Potential mechanisms by which environmental concentrations (10 µg/L) of chlorothalonil treatments cause alterations in the gut-liver axis homeostasis in P. nigromaculatus tadpoles. The main mechanisms included: (1) Exposure to environmental concentrations of chlorothalonil can lead to disturbances in the intestinal microbiota and liver damage, and liver interacts with intestinal microbiota. (2) Gut dysbiosis induced by exposure to environmental concentrations of chlorothalonil mediates amino acid imbalances in the gut, which in turn disrupts glycerophospholipid metabolism in the liver. Dashed arrows indicate possible causes. Red and purple arrows indicate significant increases and significant decreases respectively.

Conclusion

Chlorothalonil is a broad-spectrum, non-systemic fungicide that affects the aquatic environment.
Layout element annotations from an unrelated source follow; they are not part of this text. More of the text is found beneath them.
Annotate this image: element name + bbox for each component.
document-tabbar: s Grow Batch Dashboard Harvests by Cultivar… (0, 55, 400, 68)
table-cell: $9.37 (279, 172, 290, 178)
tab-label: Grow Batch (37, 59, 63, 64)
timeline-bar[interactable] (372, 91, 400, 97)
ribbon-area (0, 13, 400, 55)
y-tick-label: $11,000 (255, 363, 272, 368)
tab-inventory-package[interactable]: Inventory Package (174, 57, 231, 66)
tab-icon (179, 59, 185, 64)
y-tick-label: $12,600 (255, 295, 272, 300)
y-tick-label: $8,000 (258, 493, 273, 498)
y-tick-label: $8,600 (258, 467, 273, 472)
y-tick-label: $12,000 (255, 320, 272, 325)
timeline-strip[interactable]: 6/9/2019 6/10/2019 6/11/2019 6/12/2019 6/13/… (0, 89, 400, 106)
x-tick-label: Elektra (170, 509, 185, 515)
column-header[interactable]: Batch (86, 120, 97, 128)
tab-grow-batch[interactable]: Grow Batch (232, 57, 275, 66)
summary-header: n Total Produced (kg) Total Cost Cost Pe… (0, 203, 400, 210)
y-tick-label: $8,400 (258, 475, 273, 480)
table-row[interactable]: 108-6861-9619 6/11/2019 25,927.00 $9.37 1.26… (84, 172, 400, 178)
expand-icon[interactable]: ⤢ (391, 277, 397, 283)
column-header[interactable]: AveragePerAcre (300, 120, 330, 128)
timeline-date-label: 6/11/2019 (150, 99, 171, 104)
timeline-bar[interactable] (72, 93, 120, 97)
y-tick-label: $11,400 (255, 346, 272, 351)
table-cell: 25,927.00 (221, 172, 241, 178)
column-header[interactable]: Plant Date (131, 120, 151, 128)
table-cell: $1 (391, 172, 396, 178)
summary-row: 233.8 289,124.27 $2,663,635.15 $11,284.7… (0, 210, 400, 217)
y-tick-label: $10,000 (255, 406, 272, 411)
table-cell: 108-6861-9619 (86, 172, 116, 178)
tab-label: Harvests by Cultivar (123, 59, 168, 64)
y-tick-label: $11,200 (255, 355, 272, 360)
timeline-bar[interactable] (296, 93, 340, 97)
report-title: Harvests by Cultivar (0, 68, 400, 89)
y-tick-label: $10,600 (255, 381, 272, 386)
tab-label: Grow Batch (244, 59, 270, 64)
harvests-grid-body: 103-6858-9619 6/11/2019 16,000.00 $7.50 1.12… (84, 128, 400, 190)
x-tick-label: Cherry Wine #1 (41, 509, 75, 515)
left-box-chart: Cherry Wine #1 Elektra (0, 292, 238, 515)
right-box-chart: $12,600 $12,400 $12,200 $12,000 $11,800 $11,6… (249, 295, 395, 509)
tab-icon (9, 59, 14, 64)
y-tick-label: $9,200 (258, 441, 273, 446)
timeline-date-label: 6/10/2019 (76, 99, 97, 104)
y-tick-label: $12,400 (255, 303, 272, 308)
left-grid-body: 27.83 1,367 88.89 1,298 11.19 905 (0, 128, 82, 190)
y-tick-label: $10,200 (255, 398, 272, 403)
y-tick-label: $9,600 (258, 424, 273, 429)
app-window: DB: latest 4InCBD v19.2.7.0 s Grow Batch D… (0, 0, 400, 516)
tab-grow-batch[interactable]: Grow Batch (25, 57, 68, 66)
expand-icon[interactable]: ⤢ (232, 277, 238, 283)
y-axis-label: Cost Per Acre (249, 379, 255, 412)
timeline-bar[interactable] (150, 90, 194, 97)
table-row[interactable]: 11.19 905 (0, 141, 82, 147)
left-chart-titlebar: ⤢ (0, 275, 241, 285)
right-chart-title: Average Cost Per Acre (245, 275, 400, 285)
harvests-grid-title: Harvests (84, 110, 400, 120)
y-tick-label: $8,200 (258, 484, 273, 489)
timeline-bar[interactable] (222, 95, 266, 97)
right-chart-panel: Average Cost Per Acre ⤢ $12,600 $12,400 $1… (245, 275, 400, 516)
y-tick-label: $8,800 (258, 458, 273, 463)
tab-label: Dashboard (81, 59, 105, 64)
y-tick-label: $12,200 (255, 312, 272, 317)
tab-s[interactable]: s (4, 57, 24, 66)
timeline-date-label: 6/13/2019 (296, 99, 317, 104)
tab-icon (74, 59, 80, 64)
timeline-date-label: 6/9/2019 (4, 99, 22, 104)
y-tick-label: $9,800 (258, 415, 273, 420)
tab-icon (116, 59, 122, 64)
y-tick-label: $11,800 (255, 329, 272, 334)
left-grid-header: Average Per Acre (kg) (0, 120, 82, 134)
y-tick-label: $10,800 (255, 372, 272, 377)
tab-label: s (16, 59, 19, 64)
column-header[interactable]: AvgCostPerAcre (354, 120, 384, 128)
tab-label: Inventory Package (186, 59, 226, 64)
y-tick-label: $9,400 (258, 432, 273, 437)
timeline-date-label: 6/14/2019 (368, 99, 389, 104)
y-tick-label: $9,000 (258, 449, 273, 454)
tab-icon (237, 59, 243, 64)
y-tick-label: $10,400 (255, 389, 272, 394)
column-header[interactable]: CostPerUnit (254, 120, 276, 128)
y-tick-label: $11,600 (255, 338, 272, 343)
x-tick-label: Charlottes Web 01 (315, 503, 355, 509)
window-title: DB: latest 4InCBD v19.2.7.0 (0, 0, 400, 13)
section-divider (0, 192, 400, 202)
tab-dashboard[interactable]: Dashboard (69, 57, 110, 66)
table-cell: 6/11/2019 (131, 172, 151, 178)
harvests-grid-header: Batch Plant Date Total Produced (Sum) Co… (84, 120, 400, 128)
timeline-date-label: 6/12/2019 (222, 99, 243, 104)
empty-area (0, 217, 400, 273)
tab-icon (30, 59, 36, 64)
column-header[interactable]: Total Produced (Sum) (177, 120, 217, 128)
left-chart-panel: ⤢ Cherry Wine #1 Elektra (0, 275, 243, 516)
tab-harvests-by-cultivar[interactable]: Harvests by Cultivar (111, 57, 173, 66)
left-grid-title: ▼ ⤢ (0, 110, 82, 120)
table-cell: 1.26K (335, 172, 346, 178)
This experiment investigated the behavioral changes induced by chlorothalonil exposure from the perspective of behavior analysis, and this experiment investigated the mechanisms of alterations the homeostasis of gut-liver axis induced by chlorothalonil exposure from the perspective of microbial diversity analysis and metabolomics. Behavioral analyses confirmed that chlorothalonil exposure inhibited the locomotor ability of P. nigromaculatus tadpoles, which had a significant reduction in mean speed and frequency of locomotion. The results of gut microbial diversity analysis, gut metabolomics and liver metabolomics suggested that chlorothalonil exposure affected gut microorganisms, gut metabolism and liver metabolism, and that these changes posed a threat to the health of P. nigromaculatus tadpoles. Comprehensive analyses of the gut-liver axis suggested that environmental concentrations of chlorothalonil could cause alterations in the homeostasis of the gut-liver axis.